Halloween is this weekend, which only means one thing – Georgia will lose t…um, play Florida in Jacksonville on Saturday. That’s what this whole week is gearing toward for anyone who roots for the red and black.
Every year Georgia-Florida week feels less and less like a week to look forward to a rivalry, and more and more like the night before a final exam that you didn’t study for. If the questions are asked just the right way, there’s a slight chance you might pass the test based on what you gleaned during the semester. But you dread the arrival of test time because chances are you’re going to bomb horrifically.
So here are some things that you can use to keep yourself occupied sports-wise to distract you from the impending horror.
New York Giants at Dallas Cowboys: What does this game have to do with Atlanta? If the Cowboys win, the Falcons will stand alone as the top team in the NFC with a record of 5-2. Despite the hiccup in Philadelphia two weeks ago, the Falcons look to be well on their way to an 11- or 12-win season. This means they could be the team that ends up playing the season’s final game, which just so happens to be scheduled for the new Cowboys Stadium, where tonight’s game is being played. (See how neatly I tied that back together?)
Louisiana Tech at Boise St.: What does this game have to do with Atlanta? Absolutely nothing. Unless you need something to remind you how far the Dawgs have fallen. In 2005, when Georgia destroyed Boise State in Athens, I would have wagered my unborn third child that the Bulldogs would have come closer to a national championship than Boise State by 2010. But that is not the case, which is why I don’t gamble.
And, yes, the No. 3 team in the BCS has a blue field and plays on Tuesday.
Atlanta Hawks at Memphis Grizzlies: I don’t know if who and where you play for the opening game of the season is any indication of the league’s respect for your franchise, but I’d say opening the season in Memphis is no tip of the cap from Stern Land. This is the seventh time in the last nine seasons that the Hawks have opened the season on the road. So despite three straight playoff appearances they don’t exactly seem to get top billing at the start of the season.
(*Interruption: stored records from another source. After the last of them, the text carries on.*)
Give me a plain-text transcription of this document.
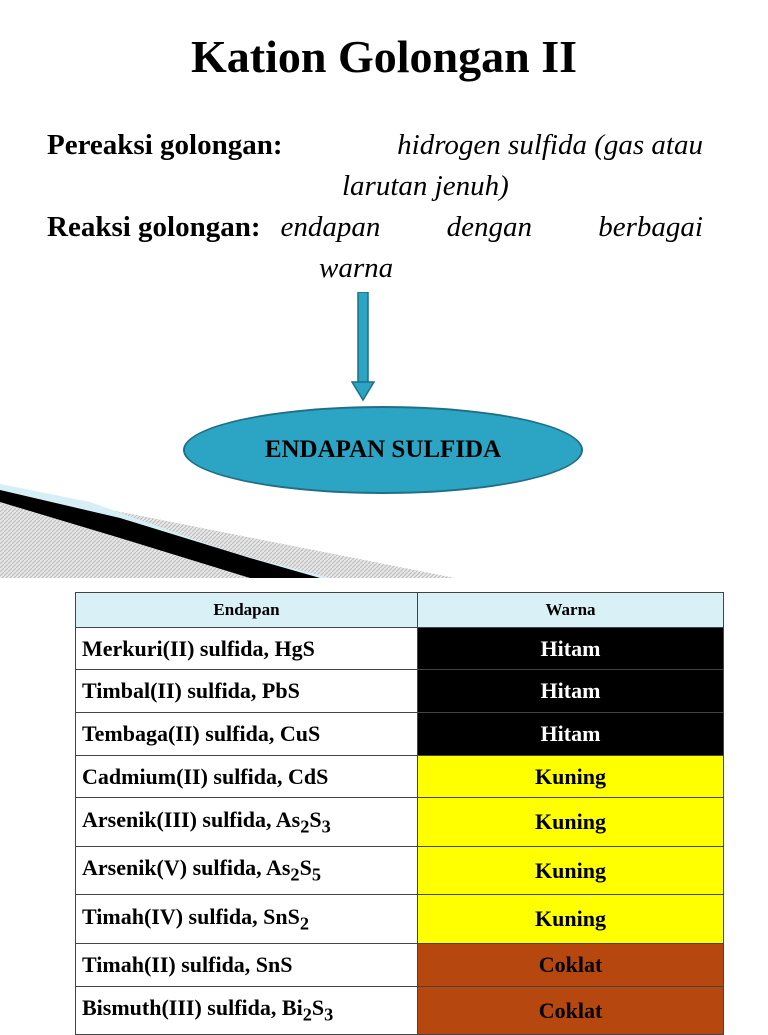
Kation Golongan II
Pereaksi golongan:	hidrogen sulfida (gas atau
larutan jenuh)
Reaksi golongan: endapan dengan berbagai
warna
ENDAPAN SULFIDA
Endapan	Warna
Merkuri(II) sulfida, HgS	Hitam
Timbal(II) sulfida, PbS	Hitam
Tembaga(II) sulfida, CuS	Hitam
Cadmium(II) sulfida, CdS	Kuning
Arsenik(III) sulfida, $As_2S_3$	Kuning
Arsenik(V) sulfida, $As_2S_5$	Kuning
Timah(IV) sulfida, SnS$_2$	Kuning
Timah(II) sulfida, SnS	Coklat
Bismuth(III) sulfida, $Bi_2S_3$	Coklat
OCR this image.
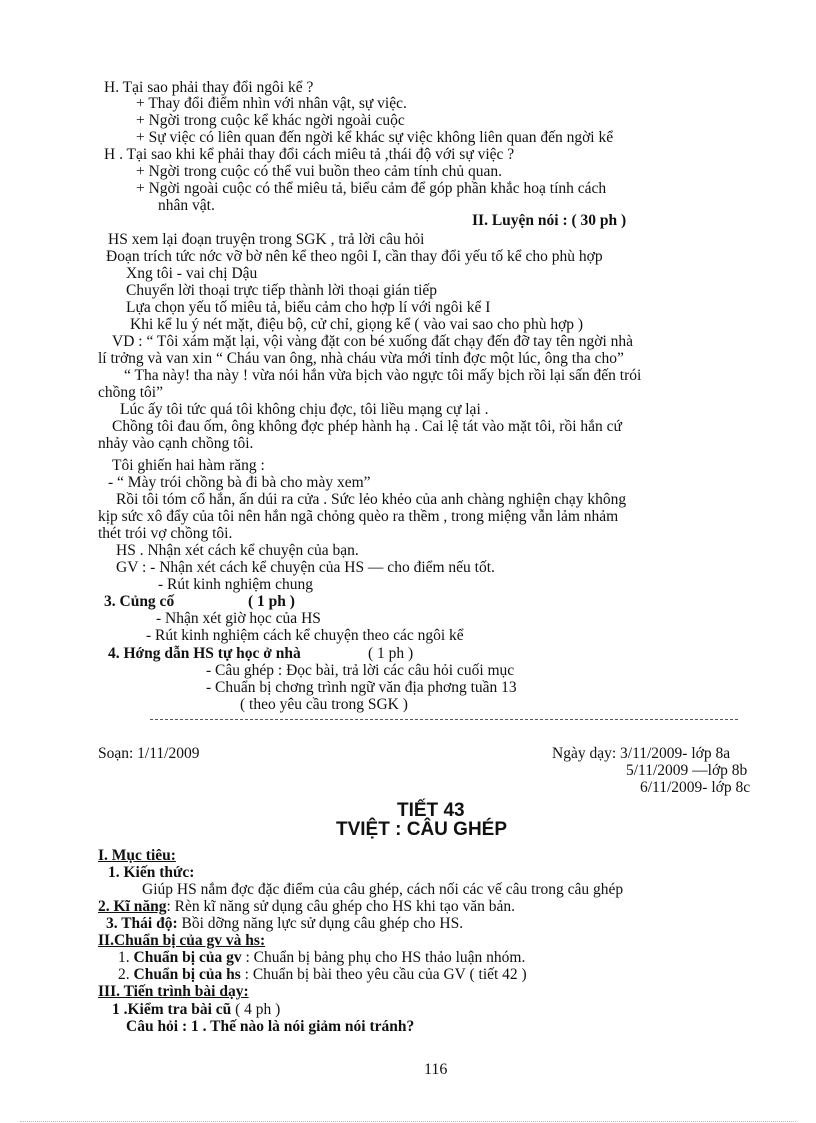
H. Tại sao phải thay đổi ngôi kể ?
+ Thay đổi điểm nhìn với nhân vật, sự việc.
+ Ngời trong cuộc kể khác ngời ngoài cuộc
+ Sự việc có liên quan đến ngời kể khác sự việc không liên quan đến ngời kể
H . Tại sao khi kể phải thay đổi cách miêu tả ,thái độ với sự việc ?
+ Ngời trong cuộc có thể vui buồn theo cảm tính chủ quan.
+ Ngời ngoài cuộc có thể miêu tả, biểu cảm để góp phần khắc hoạ tính cách
nhân vật.
II. Luyện nói : ( 30 ph )
HS xem lại đoạn truyện trong SGK , trả lời câu hỏi
Đoạn trích tức nớc vỡ bờ nên kể theo ngôi I, cần thay đổi yếu tố kể cho phù hợp
Xng tôi - vai chị Dậu
Chuyển lời thoại trực tiếp thành lời thoại gián tiếp
Lựa chọn yếu tố miêu tả, biểu cảm cho hợp lí với ngôi kể I
Khi kể lu ý nét mặt, điệu bộ, cử chỉ, giọng kể ( vào vai sao cho phù hợp )
VD : “ Tôi xám mặt lại, vội vàng đặt con bé xuống đất chạy đến đỡ tay tên ngời nhà
lí trởng và van xin “ Cháu van ông, nhà cháu vừa mới tỉnh đợc một lúc, ông tha cho”
“ Tha này! tha này ! vừa nói hắn vừa bịch vào ngực tôi mấy bịch rồi lại sấn đến trói
chồng tôi”
Lúc ấy tôi tức quá tôi không chịu đợc, tôi liều mạng cự lại .
Chồng tôi đau ốm, ông không đợc phép hành hạ . Cai lệ tát vào mặt tôi, rồi hắn cứ
nhảy vào cạnh chồng tôi.
Tôi ghiến hai hàm răng :
- “ Mày trói chồng bà đi bà cho mày xem”
Rồi tôi tóm cổ hắn, ấn dúi ra cửa . Sức lẻo khẻo của anh chàng nghiện chạy không
kịp sức xô đẩy của tôi nên hắn ngã chỏng quèo ra thềm , trong miệng vẫn lảm nhảm
thét trói vợ chồng tôi.
HS . Nhận xét cách kể chuyện của bạn.
GV : - Nhận xét cách kể chuyện của HS — cho điểm nếu tốt.
- Rút kinh nghiệm chung
3. Củng cố	( 1 ph )
- Nhận xét giờ học của HS
- Rút kinh nghiệm cách kể chuyện theo các ngôi kể
4. Hớng dẫn HS tự học ở nhà	( 1 ph )
- Câu ghép : Đọc bài, trả lời các câu hỏi cuối mục
- Chuẩn bị chơng trình ngữ văn địa phơng tuần 13
( theo yêu cầu trong SGK )
Soạn: 1/11/2009	Ngày dạy: 3/11/2009- lớp 8a
5/11/2009 —lớp 8b
6/11/2009- lớp 8c
TIẾT 43
TVIỆT : CÂU GHÉP
I. Mục tiêu:
1. Kiến thức:
Giúp HS nắm đợc đặc điểm của câu ghép, cách nối các vế câu trong câu ghép
2. Kĩ năng: Rèn kĩ năng sử dụng câu ghép cho HS khi tạo văn bản.
3. Thái độ: Bồi dỡng năng lực sử dụng câu ghép cho HS.
II.Chuẩn bị của gv và hs:
1. Chuẩn bị của gv : Chuẩn bị bảng phụ cho HS thảo luận nhóm.
2. Chuẩn bị của hs : Chuẩn bị bài theo yêu cầu của GV ( tiết 42 )
III. Tiến trình bài dạy:
1 .Kiểm tra bài cũ ( 4 ph )
Câu hỏi : 1 . Thế nào là nói giảm nói tránh?
116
Also, this may be the most shocking basketball statistic I’ve seen this year – Memphis’ preseason record: 8-0.
Florida State at NC State: It’s the ninth week of the season and Georgia Tech still has not played on Thursday night, which feels odd to me. I couldn’t care less what Tech does, as long as they keep tradition and show up and lose to Georgia at the end of the season. But I like watching them on Thursday nights. Which, of course, has nothing to do with FSU and NC State.
Atlanta Hawks at Philadelphia 76ers: Much like the Hawks, Philly is essentially fielding the same team that it had last year. Yes, they added Andres Nocioni and drafted Evan Turner. But they are basically the same team that went 27-55 last season. See, Hawks fans? Things can always be worse.
Georgia vs. Florida: It’s Georgia’s turn to be the "home" team in this game, which hopefully means players will show up wearing normal red jerseys and silver pants. If they run out wearing any other gimmicky uniform I’m going to Jacksonville and holding Verne Lundquist hostage until they go inside and change.
Georgia has won three straight games coming into this one and is actually favored in the game. Florida has lost three straight, but it comes into the game after a bye week. Also, consider that anytime there has been something to play for the last three seasons, Georgia’s collective rectum has closed up tighter than a snare drum and they play horribly. When there’s nothing on the line they’re the ’85 Bears.
Which all means that it’s final exam day, it’s an all essay test and Georgia is screwed.
And there’s no Falcons game on Sunday to cheer you up. Happy Halloween, Dawgs fans.